DCSIMG

Hartlepool boxer Martin Ward determined to show he’s a worthy IBF world challenger by beating Stuart Hall

LOOKING FORWARD TO CHALLENGE: Martin Ward. Picture by TOM COLLINS

LOOKING FORWARD TO CHALLENGE: Martin Ward. Picture by TOM COLLINS

MARTIN Ward is desperate to show the world he is a worthy challenger by taking the IBF title from Stuart Hall.

The Hartlepool-trained boxer admits he feels “lucky” to be getting a shot at the International Boxing Federation’s bantamweight belt in Newcastle on Saturday, March 29.

But he says he will prove his credentials in the Metro Radio Arena ring.

Ward’s Commonwealth title triumph in December elevated him to 15th in the IBF ratings.

Hall and his team had to pick a challenger from the top 15 for a voluntary defence and, not surprisingly, they plumped for the lowest ranked fighter – Ward.

The Dave Garside and Neil Fannan southpaw admitted: “It’s been a very big queue and I thank my lucky stars I’ve made my way through it.

“Anyone will tell you that there is a lot of luck involved in boxing if you are to get to the top.

“I’ve had a stroke of good fortune to get this and I will try to grab it now.

“I’m determined to go in there and put on a performance.

“I want to show that I am a credible opponent, someone who deserves to be in that ring, fighting for that IBF belt.

“I aim to prove that I’m not a hand-picked voluntary defence who is going to get knocked out in three or four rounds.

“I want to do myself and Neil proud – if I do that I’ll be happy.

“I do believe I’m not just good enough to win but that I will actually win on March 29.

“I think if you ask anyone in the boxing world that knows us you’ll be hard pressed to get an answer as who is going to come out on top.”

Ward, who boasts 18 wins from 20 outings, says he has one thing going for him for the eagerly-awaited North-East derby – talent.

The 25-year-old told SportMail he is full of admiration for Hall who he considers a friend.

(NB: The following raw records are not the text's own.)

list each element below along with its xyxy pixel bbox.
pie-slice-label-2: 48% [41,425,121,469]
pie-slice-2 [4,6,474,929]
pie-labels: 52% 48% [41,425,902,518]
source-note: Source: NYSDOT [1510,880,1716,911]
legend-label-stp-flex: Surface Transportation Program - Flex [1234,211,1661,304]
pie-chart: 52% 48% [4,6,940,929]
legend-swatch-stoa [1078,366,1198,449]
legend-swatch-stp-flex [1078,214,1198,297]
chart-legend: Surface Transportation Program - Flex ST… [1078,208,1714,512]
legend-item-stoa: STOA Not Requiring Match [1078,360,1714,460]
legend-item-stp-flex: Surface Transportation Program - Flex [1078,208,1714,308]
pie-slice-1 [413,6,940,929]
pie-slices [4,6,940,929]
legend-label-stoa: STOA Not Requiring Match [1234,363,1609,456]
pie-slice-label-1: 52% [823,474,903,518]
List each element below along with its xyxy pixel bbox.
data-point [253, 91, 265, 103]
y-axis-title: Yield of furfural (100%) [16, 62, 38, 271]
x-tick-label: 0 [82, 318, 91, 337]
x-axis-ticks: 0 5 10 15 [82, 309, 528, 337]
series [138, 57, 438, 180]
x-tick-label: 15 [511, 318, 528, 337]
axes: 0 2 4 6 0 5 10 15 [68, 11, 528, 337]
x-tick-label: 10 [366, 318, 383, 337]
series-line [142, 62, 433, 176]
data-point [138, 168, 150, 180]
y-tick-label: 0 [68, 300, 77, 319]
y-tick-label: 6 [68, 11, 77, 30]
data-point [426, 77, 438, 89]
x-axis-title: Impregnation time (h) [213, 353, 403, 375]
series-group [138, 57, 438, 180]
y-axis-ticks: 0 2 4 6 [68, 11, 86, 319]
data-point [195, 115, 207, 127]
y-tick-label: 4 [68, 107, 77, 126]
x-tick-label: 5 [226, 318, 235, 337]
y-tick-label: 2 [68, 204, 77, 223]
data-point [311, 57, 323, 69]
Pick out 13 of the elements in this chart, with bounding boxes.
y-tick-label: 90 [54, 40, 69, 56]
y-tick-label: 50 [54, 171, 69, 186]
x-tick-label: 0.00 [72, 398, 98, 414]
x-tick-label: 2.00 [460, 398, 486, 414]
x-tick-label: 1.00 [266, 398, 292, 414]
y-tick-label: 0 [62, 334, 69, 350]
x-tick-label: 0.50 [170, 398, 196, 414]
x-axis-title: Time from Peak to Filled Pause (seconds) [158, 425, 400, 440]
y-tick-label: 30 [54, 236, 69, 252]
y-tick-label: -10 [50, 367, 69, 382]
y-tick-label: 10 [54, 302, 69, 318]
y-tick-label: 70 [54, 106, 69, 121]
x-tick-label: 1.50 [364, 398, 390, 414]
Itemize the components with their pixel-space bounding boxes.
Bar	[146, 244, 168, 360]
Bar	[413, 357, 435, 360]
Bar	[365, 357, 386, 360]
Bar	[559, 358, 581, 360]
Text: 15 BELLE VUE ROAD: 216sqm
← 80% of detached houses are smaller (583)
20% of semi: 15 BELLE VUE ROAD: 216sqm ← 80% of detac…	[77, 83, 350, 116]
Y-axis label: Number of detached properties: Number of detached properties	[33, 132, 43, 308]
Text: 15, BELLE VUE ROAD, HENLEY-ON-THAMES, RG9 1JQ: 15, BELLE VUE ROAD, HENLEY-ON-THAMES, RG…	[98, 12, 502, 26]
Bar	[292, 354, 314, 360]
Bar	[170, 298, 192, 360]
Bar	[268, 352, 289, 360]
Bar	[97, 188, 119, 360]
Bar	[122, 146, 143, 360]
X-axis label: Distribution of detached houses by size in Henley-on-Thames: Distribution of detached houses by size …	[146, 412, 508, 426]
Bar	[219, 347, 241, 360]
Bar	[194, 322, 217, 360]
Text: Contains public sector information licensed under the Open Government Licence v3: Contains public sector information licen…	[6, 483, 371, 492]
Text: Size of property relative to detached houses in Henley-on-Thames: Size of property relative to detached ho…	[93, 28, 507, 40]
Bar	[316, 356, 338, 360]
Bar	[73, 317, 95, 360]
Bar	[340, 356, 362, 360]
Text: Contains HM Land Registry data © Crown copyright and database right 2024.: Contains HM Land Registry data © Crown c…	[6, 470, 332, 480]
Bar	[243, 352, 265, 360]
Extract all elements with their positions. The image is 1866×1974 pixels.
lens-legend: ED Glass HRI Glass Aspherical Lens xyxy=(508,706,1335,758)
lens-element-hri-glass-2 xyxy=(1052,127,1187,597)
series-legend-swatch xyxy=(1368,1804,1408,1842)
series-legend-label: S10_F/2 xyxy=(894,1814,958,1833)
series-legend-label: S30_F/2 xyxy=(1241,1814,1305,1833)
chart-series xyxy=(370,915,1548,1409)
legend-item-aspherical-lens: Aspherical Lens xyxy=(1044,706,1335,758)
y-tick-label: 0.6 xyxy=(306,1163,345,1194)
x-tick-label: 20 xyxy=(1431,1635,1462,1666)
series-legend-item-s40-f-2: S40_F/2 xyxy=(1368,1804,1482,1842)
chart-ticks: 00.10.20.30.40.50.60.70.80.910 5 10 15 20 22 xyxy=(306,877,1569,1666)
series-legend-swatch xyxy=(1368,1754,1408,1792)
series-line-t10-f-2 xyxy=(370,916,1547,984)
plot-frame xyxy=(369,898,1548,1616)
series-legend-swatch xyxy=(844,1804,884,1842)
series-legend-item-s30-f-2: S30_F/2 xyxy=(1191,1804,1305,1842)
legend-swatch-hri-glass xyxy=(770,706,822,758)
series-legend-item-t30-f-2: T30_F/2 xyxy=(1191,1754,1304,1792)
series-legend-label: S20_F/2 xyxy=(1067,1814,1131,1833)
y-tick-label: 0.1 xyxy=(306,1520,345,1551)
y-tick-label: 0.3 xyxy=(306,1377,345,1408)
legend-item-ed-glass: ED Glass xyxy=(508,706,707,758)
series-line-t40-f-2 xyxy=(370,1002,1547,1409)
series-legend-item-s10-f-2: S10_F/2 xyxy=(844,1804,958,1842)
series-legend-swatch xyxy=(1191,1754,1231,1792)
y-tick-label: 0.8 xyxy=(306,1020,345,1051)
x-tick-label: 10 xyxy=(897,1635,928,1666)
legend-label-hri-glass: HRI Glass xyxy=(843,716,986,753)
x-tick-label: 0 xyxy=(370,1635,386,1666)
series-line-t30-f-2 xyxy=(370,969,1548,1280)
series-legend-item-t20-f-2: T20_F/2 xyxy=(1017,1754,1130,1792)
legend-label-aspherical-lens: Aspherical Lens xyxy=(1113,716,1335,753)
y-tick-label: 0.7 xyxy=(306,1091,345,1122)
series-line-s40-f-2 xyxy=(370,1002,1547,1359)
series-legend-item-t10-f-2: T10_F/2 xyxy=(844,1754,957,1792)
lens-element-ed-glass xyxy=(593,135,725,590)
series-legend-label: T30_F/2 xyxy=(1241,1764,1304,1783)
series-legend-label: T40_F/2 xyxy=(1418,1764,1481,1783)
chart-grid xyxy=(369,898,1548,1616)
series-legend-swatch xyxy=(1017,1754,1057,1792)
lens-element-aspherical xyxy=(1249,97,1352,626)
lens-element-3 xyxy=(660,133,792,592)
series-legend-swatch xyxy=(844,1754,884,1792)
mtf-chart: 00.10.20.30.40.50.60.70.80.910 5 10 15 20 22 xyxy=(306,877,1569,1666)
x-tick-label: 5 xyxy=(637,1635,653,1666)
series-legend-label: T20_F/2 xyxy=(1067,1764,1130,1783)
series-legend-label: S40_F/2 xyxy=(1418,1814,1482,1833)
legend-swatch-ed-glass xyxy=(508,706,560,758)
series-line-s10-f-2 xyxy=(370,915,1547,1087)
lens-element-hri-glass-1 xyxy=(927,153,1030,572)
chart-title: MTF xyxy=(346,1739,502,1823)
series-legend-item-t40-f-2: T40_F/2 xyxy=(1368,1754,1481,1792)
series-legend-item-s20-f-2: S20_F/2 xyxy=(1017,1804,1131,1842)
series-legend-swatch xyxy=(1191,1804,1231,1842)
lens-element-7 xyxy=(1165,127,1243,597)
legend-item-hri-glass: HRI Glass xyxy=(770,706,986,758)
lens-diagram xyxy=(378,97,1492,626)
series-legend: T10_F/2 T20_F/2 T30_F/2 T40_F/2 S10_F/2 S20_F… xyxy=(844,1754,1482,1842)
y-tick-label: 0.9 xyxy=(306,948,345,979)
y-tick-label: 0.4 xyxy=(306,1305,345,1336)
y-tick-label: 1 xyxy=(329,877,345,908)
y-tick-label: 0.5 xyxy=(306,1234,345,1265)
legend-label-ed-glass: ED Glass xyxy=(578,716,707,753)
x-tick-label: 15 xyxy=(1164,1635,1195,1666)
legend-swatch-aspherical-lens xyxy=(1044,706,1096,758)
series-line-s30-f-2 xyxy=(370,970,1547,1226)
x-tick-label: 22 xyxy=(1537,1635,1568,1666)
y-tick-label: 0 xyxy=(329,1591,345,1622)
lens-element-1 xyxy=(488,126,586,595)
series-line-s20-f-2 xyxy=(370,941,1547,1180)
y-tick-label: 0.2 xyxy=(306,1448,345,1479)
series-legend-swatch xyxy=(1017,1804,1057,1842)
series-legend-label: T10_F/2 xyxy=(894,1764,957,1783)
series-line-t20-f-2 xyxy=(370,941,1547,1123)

Ward said the Darlington fighter was a deserved winner of the vacant belt in Leeds in December, flooring Vusi Malinga early in the bout on the way to a unanimous points triumph.

But he believes he can be too quick and tricky for the new champion, feeling the veteran South African played into the 33-year-old’s hands in Leeds.

“The reason Stu looked better was because of his opponent,” he said.

“Malinga never moved out of the way, he’d take a shot just to get one off.

“Stu boxed the fight of his life and deserved it.

“But I think it came down to who was the hardest would win.

“Stuey obviously has a good chin because Malinga’s shots did not affect him.

“Malinga was slow, one-paced and older.

“I’ll be 26 just two weeks before the fight, I’m younger and fresher and will throw a lot more punches.

“Stuey likes to box at his own pace, double jab and right hand, and it’s up to me to take him out of his comfort zone.

“His right hand is pretty effective but if it doesn’t land then it’s not going to be effective, is it?”